Step 2: Claudeが生成したMermaidコードとシーケンス図
上記のリクエストに対して、Claudeは以下のようなMermaidコードを生成しました:
sequenceDiagram
participant User as ユーザー
participant Browser as ブラウザ
participant NextAuth as NextAuth.js
participant API as API Routes
participant DB as データベース
User->>Browser: /login にアクセス
Browser->>+NextAuth: app/login/page.tsx: フォーム送信
NextAuth->>+API: app/api/auth/[...nextauth]/route.ts: 認証リクエスト
API->>+DB: prisma.user.findUnique(): ユーザー検索
DB-->>-API: ユーザーデータ返却
API->>API: bcrypt.compare(): パスワード検証
API-->>-NextAuth: JWT生成・認証結果返却
NextAuth-->>-Browser: セッションCookie設定
Browser->>Browser: app/providers.tsx: SessionProvider更新
Browser->>+API: getServerSession(): セッション検証
API-->>-Browser: セッション情報
Browser-->>User: app/dashboard/page.tsx: 認証済みコンテンツ表示
note over Browser,API: ログアウト時
User->>Browser: ログアウトボタンクリック
Browser->>+NextAuth: app/components/UserInfo.tsx: signOut()呼び出し
NextAuth->>+API: セッション削除リクエスト
API-->>-NextAuth: セッション削除完了
NextAuth-->>-Browser: Cookieクリア
Browser-->>User: ログイン画面にリダイレクト
このコードから生成される図は以下のようになります:
Step 3: 対話的な修正と詳細化
図の内容をさらに改善したい場合は、自然言語で修正点を伝えるだけです:
「APIとDBの間にPrismaの処理をもう少し詳しく表示してほしい」
Claudeはこのフィードバックに基づいて、Prismaの処理を詳細化した新しいバージョンの図を生成します。
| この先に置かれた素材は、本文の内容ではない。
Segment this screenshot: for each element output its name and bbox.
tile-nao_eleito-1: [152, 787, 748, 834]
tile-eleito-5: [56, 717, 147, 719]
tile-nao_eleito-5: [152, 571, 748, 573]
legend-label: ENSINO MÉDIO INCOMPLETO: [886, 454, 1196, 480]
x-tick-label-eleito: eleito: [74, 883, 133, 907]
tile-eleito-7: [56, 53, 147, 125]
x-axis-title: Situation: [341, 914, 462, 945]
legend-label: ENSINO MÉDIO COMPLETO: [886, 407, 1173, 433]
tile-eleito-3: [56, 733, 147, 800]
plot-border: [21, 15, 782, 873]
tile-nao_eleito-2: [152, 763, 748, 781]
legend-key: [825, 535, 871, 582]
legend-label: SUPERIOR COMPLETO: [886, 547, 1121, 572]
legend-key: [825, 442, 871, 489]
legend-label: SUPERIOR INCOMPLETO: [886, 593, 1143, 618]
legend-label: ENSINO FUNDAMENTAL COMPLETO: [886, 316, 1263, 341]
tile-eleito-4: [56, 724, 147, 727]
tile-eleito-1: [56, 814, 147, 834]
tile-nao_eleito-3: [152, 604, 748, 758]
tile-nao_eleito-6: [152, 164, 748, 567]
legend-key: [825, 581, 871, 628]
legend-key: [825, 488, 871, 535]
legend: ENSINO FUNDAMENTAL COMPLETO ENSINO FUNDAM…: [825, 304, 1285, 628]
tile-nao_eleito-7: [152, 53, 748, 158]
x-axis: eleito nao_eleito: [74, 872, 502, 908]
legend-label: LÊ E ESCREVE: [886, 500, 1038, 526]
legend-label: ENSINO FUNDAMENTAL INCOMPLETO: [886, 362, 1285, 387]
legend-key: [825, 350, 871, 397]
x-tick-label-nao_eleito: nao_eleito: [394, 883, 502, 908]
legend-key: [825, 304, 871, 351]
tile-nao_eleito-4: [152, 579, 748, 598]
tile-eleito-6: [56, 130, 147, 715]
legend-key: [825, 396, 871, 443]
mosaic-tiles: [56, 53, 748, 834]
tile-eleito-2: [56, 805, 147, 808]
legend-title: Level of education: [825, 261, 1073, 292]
必要に応じて何度でも修正を依頼でき、理想の図に近づけていくことができます。
実践的な活用シーン
Claude+Mermaidの組み合わせは、以下のようなシーンで特に効果を発揮します:
-
設計ドキュメントの作成:
- システム設計書や技術仕様書への添付図として
- アーキテクチャ概要図の素早い作成
-
チーム内コミュニケーション:
- コードレビュー時の処理フロー説明資料
- 新機能の設計提案時の視覚的サポート
-
トラブルシューティング:
- 問題発生箇所の可視化
- バグ報告時の再現ステップの図示
-
教育・研修資料:
- 新メンバーへのシステム説明資料
- 技術勉強会での説明図表
実践テクニック:より良い図を得るためのプロンプト例
Claudeからより良い図を引き出すためのプロンプト例をいくつか紹介します:
基本的なシーケンス図の生成
「ユーザー登録からログインまでの処理をシーケンス図で表現してください。各コンポーネント間のデータの流れも含めてください。」
技術的な詳細を含む図の生成
「Next.jsアプリケーションでのAPI通信フローをMermaidシーケンス図で作成してください。具体的なファイル名、関数名、非同期処理の流れを含めてください。」
既存図の改善
「この図のユーザー認証部分をより詳細に表現してください。特にトークン検証とセッション管理の部分を詳しく示してください。」
まとめ:開発ドキュメントの未来
Claude 3.7 SonnetとMermaidを組み合わせることで、これまで時間と専門知識を要していた図表作成のプロセスが劇的に変わります。特に以下の点で大きなメリットがあります:
- 時間効率の飛躍的向上: 数分で完成度の高い図表が作成可能
- ドキュメント品質の向上: 視覚的に分かりやすい図表が簡単に追加できる
- 技術的正確性の担保: AIが最新の技術知識に基づいて図表を生成
- メンテナンスの容易さ: テキストベースで管理できるため、バージョン管理システムとの親和性が高い
今後の開発現場では、このようなAIツールを活用したドキュメント作成が標準になっていくでしょう。ぜひ皆さんもチームの生産性向上のために、Claude+Mermaidの組み合わせを試してみてください!